La une des Sports de La Presse du 2 juin 1993

Les deux équipes n’ont pas très bien joué, mais les Kings ont gagné 4-1 et il faudra revoir vos prédictions. En quatre, aviez-vous dit ? En cinq, peut-être ? Pensons plutôt à six ou sept, avec l’identité du gagnant toujours à déterminer. La défense légère et mobile du Canadien a trouvé à qui parler hier. Quand on laisse Gretzky – il en a endormi plus d’un hier – et sa bande patiner à l’aise, il faut que Patrick Roy fasse des miracles, ce qu’il a fait pendant un bon moment. Mais à près de 40 lancers… Luc Robitaille avait dit la veille que les Québécois francophones en donnaient toujours un peu plus au Forum. Lui si discret pendant la série contre les Maple Leafs, Robitaille a marqué deux fois en avantage numérique hier et semblait bien content. Il est habile, le jeune homme. Si la série se joue entre unités spéciales, comme ce fut le cas longtemps hier, le Canadien risque de trouver le temps long.
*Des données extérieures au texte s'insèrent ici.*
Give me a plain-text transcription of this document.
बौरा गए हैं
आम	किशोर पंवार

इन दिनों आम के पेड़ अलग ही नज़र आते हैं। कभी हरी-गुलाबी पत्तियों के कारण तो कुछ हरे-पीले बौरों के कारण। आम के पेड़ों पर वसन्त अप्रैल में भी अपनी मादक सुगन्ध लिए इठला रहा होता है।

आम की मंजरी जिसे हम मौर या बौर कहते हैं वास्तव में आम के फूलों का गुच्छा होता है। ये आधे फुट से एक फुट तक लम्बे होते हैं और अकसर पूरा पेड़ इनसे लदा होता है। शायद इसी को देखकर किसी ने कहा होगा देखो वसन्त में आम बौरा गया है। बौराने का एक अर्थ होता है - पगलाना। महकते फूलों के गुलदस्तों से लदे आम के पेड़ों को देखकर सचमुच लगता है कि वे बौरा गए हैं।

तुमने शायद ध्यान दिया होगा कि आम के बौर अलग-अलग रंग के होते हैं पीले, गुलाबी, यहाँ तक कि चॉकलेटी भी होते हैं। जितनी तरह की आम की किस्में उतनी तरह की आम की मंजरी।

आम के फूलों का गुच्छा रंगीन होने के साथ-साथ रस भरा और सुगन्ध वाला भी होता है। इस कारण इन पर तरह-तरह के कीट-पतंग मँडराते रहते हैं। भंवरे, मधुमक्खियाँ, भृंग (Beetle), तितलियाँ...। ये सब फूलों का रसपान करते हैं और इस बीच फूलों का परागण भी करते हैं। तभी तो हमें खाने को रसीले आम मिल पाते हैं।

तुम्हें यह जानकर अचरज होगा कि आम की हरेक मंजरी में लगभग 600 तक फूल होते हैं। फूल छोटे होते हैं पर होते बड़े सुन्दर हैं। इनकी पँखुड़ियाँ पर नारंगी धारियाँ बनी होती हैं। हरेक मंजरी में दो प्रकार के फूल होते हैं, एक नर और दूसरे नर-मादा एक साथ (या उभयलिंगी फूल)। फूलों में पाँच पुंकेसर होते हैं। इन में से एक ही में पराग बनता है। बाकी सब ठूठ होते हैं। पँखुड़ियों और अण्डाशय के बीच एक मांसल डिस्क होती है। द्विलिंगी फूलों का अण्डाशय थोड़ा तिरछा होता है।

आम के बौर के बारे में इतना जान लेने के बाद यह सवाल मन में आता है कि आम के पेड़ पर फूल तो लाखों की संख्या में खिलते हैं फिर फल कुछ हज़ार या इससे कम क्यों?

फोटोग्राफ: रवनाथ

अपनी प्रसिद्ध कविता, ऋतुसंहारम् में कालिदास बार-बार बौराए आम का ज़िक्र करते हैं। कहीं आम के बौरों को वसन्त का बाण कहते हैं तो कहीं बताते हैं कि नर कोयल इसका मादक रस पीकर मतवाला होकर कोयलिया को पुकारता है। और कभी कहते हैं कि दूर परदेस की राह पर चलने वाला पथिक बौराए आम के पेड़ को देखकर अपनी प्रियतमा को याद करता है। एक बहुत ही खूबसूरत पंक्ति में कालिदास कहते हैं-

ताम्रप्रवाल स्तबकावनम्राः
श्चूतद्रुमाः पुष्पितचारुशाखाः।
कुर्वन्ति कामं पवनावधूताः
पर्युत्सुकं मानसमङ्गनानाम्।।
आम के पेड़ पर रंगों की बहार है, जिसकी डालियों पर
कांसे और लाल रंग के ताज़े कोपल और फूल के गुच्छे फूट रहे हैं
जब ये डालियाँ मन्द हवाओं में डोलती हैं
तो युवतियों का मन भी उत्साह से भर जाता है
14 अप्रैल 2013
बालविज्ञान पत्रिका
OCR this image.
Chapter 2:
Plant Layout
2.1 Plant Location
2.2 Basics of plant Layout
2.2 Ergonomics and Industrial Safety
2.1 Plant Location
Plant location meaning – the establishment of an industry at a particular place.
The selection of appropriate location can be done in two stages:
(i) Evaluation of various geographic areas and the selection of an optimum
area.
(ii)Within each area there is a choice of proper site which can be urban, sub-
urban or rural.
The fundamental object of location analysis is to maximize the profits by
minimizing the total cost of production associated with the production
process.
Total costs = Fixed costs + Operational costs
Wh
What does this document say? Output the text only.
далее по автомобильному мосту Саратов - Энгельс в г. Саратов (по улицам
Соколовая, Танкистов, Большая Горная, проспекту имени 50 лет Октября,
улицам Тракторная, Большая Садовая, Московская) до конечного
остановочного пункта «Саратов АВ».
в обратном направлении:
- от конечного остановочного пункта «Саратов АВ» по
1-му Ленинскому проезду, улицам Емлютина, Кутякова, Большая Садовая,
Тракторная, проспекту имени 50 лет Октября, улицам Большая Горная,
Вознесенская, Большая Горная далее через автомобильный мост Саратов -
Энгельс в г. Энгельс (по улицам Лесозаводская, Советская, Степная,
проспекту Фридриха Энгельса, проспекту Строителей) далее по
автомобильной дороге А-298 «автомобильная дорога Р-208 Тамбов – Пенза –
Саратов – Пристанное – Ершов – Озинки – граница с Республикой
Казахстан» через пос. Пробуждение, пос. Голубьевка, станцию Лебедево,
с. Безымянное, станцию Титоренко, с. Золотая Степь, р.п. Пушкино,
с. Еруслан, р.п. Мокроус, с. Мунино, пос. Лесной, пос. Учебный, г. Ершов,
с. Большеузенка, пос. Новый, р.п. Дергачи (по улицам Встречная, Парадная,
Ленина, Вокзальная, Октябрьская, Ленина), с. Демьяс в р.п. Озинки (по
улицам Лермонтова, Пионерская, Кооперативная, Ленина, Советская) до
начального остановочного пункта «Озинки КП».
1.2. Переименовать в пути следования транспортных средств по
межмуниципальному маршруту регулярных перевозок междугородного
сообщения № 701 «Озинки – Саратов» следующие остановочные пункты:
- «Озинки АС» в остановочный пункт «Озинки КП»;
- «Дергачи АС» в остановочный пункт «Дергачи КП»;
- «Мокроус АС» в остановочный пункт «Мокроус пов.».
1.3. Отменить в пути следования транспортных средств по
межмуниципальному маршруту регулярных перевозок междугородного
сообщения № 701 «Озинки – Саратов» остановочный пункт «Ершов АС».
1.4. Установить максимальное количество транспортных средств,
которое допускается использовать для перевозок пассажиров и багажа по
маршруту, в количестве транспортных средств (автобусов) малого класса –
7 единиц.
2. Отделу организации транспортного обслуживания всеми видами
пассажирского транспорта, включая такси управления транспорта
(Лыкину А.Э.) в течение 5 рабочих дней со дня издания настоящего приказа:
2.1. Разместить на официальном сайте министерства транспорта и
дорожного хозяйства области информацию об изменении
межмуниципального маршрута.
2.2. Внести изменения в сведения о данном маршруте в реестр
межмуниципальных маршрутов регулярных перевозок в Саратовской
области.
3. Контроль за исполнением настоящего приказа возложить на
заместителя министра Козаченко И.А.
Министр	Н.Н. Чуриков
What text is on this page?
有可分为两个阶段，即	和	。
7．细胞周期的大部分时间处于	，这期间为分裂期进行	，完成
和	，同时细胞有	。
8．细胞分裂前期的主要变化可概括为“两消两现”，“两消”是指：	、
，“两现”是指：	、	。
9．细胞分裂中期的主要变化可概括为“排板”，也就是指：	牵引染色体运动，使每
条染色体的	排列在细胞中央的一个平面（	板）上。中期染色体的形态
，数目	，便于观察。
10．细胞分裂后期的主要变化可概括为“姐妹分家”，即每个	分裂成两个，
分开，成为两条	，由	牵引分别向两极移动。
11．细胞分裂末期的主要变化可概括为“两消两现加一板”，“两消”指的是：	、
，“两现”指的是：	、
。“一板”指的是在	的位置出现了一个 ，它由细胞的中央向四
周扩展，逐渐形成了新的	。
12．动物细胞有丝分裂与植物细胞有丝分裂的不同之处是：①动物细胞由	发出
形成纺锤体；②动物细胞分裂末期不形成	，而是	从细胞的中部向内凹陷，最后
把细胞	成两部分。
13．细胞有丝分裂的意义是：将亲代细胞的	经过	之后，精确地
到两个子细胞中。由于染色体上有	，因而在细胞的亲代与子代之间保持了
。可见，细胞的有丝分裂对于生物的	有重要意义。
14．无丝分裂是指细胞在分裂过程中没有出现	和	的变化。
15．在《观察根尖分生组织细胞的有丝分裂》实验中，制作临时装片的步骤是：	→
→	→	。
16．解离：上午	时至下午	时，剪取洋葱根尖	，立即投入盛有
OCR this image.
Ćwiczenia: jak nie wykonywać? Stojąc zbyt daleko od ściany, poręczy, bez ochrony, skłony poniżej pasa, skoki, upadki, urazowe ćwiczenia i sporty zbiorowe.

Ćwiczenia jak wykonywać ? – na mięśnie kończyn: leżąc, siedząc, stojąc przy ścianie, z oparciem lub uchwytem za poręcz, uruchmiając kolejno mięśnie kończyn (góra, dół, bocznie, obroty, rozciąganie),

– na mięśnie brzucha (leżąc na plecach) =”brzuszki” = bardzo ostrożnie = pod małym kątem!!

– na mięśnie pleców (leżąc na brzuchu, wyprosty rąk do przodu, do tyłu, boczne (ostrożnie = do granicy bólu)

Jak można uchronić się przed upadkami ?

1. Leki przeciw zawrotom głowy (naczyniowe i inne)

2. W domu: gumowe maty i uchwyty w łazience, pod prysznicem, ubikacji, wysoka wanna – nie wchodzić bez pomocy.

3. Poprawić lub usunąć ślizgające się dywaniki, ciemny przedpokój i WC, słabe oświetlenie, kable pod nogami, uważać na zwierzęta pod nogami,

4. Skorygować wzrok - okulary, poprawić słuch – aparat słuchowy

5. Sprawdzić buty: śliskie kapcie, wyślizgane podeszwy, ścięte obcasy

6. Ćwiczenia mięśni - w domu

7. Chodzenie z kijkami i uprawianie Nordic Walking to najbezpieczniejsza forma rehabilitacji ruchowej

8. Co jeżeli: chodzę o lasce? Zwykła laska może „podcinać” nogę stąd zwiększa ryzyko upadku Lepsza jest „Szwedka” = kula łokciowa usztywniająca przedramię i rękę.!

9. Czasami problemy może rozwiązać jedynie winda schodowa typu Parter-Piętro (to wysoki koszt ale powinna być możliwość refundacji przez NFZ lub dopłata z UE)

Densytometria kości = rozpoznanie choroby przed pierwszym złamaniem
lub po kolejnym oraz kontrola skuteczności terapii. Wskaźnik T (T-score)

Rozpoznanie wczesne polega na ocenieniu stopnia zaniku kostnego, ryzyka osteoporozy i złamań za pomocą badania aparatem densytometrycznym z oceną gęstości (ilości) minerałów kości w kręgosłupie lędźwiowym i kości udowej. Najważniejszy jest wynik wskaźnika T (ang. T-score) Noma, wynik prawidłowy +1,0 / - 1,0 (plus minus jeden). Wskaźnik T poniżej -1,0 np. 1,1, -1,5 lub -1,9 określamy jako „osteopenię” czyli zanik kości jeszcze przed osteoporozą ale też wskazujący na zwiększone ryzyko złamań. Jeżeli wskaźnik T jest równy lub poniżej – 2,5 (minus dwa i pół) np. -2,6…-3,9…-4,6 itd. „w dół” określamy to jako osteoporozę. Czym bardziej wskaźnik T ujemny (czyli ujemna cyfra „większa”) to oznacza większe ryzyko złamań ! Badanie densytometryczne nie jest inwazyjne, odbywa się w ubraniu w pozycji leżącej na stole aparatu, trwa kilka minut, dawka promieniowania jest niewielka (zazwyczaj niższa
L’attaque à cinq des Kings a étourdi Patrick Roy et ses défenseurs. Tandis que celle du Canadien, pressée comme elle l’a été, ne réagit pas très bien. En désavantage numérique, les Kings foncent et défient l’adversaire. Et lorsqu’on voit Scan Hill, un joueur sans expérience, contrôler la rondelle à la pointe devant Gretzky et Kurri, il faut s’attendre à des dégâts.

Ils ont dit

Wayne Gretzky :

« Dans nos réunions, nous nous sommes dit qu’il fallait utiliser l’émotion des deux derniers matchs contre les Maple Leafs. Je crois aussi que le Canadien était un peu rouillé. Les longues périodes d’inactivité sont toujours dangereuses. Je pense aussi que nous les avons surpris avec notre style de jeu. Ils n’affrontent jamais d’équipes comme la nôtre dans leur division. Mais connaissant Jacques Demers, son équipe sera de retour en force pour le prochain match. Ceux qui croient que ce sera facile seront surpris. »

Jean-Jacques Daigneault :

« Si on ne joue pas notre style, celui qui nous a valu du succès depuis le début des séries éliminatoires, on sera dans le trouble comme on l’a été ce soir. Ce n’est pas compliqué : il faut travailler avec plus d’intensité. On a accordé trop d’attaques en surnombre aux Kings, on ne les a pas assez frappés et on a manqué de mordant en échec avant. »

Guy Carbonneau :

« On a laissé les Kings jouer leur match. On doit réaliser qu’on est en finale de la Coupe Stanley. On ne peut pas se permettre d’avoir des passagers dans l’équipe… On a laissé à Wayne Gretzky tout l’espace dont il rêvait. J’ignore si la nervosité en est la cause, mais je sais qu’il faut se réveiller. On avait parlé avant le match de la nécessité de frapper Gretzky. Mais on ne l’a pas fait. »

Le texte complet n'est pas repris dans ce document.